2 Basic Design of Shasta

- What are the basic data structures that Shasta maintains to support distributed shared memory?
- Shasta adds protocol code for most read operations. What is the simplest case for a read? What are the different states that the data can be in and how does that impact the protocol?
- What happens on a write? (Can the optimization with checking the flag value instead of the state table be used for writes?)
- Shasta explicitly polls the network so that a process can handle a message. What are the pros and cons of polling (versus using interrupts)?
- Shasta wants to be able to run on clusters of SMP nodes. What is wrong with the previous protocol when run on an SMP node? One way to fix this problem is to add synchronization around the Shasta protocol; why isn’t this a good idea? How do they fix the problem instead?

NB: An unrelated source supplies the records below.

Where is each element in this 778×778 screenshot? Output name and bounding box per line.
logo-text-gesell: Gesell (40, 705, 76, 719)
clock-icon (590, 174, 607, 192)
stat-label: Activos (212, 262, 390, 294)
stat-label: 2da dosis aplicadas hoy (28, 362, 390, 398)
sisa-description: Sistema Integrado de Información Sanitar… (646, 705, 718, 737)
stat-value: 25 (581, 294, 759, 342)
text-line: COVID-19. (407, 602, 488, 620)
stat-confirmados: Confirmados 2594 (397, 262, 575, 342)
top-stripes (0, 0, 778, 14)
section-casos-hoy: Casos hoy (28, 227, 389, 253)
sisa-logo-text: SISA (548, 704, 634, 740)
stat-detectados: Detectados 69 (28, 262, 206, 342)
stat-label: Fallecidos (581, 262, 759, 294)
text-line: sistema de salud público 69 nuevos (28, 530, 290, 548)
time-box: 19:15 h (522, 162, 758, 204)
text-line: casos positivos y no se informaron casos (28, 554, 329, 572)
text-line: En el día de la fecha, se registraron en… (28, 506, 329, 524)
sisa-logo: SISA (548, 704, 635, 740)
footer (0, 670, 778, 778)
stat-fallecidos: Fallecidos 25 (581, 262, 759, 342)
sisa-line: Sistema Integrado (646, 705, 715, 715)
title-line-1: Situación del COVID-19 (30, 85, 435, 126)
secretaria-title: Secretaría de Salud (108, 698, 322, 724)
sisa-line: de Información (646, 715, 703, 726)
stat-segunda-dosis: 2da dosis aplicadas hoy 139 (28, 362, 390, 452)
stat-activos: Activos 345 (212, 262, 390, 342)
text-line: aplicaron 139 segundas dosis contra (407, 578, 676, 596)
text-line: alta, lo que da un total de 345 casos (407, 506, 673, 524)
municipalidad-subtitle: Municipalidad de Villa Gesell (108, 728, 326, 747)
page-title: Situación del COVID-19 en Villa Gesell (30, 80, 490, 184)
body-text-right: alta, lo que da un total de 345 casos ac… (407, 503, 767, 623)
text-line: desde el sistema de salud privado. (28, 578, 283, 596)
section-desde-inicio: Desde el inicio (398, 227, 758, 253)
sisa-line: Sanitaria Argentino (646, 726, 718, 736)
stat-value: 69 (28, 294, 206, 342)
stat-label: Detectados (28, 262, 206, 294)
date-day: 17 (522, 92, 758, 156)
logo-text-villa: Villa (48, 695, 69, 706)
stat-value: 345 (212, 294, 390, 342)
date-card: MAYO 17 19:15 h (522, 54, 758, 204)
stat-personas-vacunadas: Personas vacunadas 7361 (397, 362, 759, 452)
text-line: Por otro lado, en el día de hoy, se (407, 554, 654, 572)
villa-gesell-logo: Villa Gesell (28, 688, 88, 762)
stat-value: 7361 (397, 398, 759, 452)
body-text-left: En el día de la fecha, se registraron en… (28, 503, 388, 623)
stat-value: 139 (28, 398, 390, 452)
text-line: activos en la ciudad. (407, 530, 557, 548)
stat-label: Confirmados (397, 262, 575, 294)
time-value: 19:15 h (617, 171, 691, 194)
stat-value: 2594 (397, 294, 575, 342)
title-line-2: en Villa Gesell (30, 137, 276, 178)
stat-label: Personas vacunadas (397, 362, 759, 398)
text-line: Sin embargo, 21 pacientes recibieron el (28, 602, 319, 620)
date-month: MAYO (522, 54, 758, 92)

3 Fully Supporting an Instruction Set Architecture

- To provide full transparent execution of binaries, the developers of Shasta felt it was essential to support instructions like load-locked and store-conditional (which are used to implement synchronization). How are the load-locked and store-conditional instructions used to implement a binary lock (Figure 1)? How are these instructions often implemented in hardware and why doesn’t Shasta emulate this implementation? Shasta makes the observation that the state of the line (invalid, exclusive, shared) can be used to indicate whether the store-conditional should succeed; how is this done?
• Background: Different architectures support different consistency models. What is strict consistency? What is sequential consistency? What is processor consistency? What is weak consistency? What is release consistency?

• Why are page-based DSM systems unable to provide the consistency model required by most architectures? What does the memory barrier (MB) instruction in the Alpha ensure? What are the allowable values for r1 and r2 in the code of Figure 2? How does Shasta ensure the Alpha memory model? How does it implement sequential consistency?

4 Providing OS Functionality

• Why is invoking a system call a special case? How does Shasta validate data for system call arguments?

• Shasta wants to support applications that have a dynamic number of processes over its lifetime. What is the concern here? What is their solution?

5 Performance Results

• What size cluster do they run on? What is their network?

• What do they show in Table 1? Table 2?

• How significant are the SPLASH-2 applications? What type of performance do they see with Shasta?

6 Conclusions

• Do you think DSM is a good match for the distributed systems of today?